We were born in the same year, on different sides of the Pennines, both from working class families and brought up to “pass the scholarship.” This, our parents believed, would move us up and away from the shadow of “the dole.” As it did. I didn’t actually meet Michael Parkinson until he was seriously famous. We got on.
Not everyone did. Some people who worked as researchers on his many and various television shows found him demanding, abrasive, reluctant to give them due credit. They were often the same people who didn’t credit him for instructing them in the essential art of getting to the point.
He had learned it himself the hard way, first by working as a junior reporter on the South Yorkshire Times, then at Granada Television in Manchester in the days when its journalistic fiefdom spread far beyond the north. And, in between those two stages of his young life, there was National Service, two years of spotting how to use the system rather than moan about it.
When, afterwards, he was taken on by the (then) Manchester Guardian in 1958, working in the newsroom in Manchester (the paper didn’t shift its editorial base to London until a few years later) his contemporaries included Michael Frayn (Cambridge) and Anthony Howard (Oxford). Parky was degreeless and married.
Did it bother him? Not for long. He’d tell me this, decades later, knowing that I’d been a contemporary of Howard’s at university and chiding me for not having been sharp enough to get into journalism back then. No use explaining to him things can be different for women. And, anyway, I’d gone to America in 1957 and was married in 1959.
I’d watched Parkinson on television from his Granada days onward, back when he used to do a film programme on which he called fencing “sword fighting”, just as we did. There wasn’t much room, in the days before The Beatles, for such departures from the accepted verbal path. But times change.
I was The Daily Telegraph’s radio critic when he took over from Roy Plomley on BBC radio’s hallowed Desert Island Discs in January 1986. He didn’t much like it and the audience didn’t much like him. Too picky and pokey, they said. Too soft and Southern, he said of them. He did it for a couple of prickly years before Sue Lawley came in to break a few barriers of her own.

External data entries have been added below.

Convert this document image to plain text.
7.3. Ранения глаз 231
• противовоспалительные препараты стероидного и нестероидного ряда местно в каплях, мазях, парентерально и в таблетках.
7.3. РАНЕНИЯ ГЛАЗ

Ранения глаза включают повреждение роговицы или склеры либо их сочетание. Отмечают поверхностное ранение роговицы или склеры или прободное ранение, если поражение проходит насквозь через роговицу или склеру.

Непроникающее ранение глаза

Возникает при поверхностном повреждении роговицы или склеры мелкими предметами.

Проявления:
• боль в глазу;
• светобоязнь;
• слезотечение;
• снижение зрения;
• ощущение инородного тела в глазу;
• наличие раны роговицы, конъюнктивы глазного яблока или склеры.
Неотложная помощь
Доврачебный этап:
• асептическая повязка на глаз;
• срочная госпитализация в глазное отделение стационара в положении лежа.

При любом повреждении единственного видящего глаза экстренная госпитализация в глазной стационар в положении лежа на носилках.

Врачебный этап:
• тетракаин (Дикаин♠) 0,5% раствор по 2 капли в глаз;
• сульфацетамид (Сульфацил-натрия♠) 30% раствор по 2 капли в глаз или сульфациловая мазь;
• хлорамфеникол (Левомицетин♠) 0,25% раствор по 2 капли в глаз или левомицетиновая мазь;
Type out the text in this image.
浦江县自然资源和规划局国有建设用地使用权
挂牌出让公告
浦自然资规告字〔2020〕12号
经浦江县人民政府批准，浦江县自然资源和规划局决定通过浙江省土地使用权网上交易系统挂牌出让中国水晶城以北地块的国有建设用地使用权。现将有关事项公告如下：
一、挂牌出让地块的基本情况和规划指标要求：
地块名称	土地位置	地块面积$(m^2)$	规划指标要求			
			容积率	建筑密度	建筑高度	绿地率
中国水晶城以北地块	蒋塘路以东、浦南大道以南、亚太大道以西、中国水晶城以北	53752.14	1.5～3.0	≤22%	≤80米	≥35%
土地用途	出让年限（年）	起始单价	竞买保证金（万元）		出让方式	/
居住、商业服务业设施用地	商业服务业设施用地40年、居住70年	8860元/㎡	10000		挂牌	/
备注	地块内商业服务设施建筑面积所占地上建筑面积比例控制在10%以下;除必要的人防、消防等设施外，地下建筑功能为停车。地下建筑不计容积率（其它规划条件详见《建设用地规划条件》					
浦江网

I didn’t actually meet him until he was at GMTV, on his Sunday morning show. He’d been part of the consortium that won the ITV morning franchise. What stars they were: David Frost, Angela Rippon, Anna Ford, Robert Kee, alongside Parky. And what a mess they made of it. It didn’t help that the BBC nipped in and made those hitherto neglected breakfast hours their cosy own. In response, the aforementioned Famous Five mostly swithered. Parky, in the Sunday morning slot, had the experience to remember that the viewer must feel part of the whole event. And he could still get big names to come on. If not always.
His producer at the time had worked with me for ATV’s Getting On, one of those TV shows the old Independent Broadcasting Authority insisted be included as “public service” but the public largely ignored. By this time GMTV were scraping the barrel for anyone who’d turn up. Reader, I was that anyone. Not Parky, of course. He had been a “someone” for decades by then. I was the press guest who came on to discuss the Sunday newspapers in a little 10-minute segment.
On camera, we did just that. Off camera, he told me how my (by that time ex) husband used to have fun and fights in the hallowed pubs of Manchester. He saw me flinch and in all off-camera moments thereafter took to chatting about European politics, American presidents and the performance of Liverpool FC. On that last topic he tended to the scathing. But not on camera.
When, years later, he started a Sunday morning Radio 2 show, I became one of its regular newspaper reviewers. It was pure joy. The papers would come just after midnight. I’d stay up reading them – every section – for a couple of hours. And then I’d go into the studio and we’d talk about what had happened and what might. His news sense was impeccable, his editorial grasp impressive. His ability to talk simultaneously to me, his producer and the listener at home, was phenomenal.
Yorkshire men, and certainly to us Scousers, have the reputation of being mean. In money matters, in social situations, about giving praise where due – whatever. Parky wasn’t that. At all. He’d bring unknowns into the limelight, Billy Connolly for one. He’d take a whole programme crew out to lunch (and not, like some celebs I could name, charge it all up to the company’s expenses).
He did sulk a bit when I got a CBE. But then he got one the next time round, so all was well. He earned his later knighthood. I don’t know what the citation said but it won’t have been for smoothing the feathers of ruffled stars. Even then, the ones who answered back usually won plaudits, from him as well as everyone else. What he’d have said of England’s Lionesses must remain a matter for conjecture. But he was usually open to argument, if not to changing his mind.
Dickie Bird, the celebrated cricket umpire, talking about Parky on Times Radio today said, through tears, “There’ll never be another like him” and he was right. How could there be? Times change. Television is not the cultural influence it once was. Big TV and radio newsrooms no longer exist in Manchester, Newcastle, Birmingham and beyond.
Broadcasting itself is morphing, its very existence overshadowed by streaming and social media. But I hope there will always be room for a bright kid, prepared to work hard, take a few knocks, react fast learn from mistakes and have a laugh. Like Parky.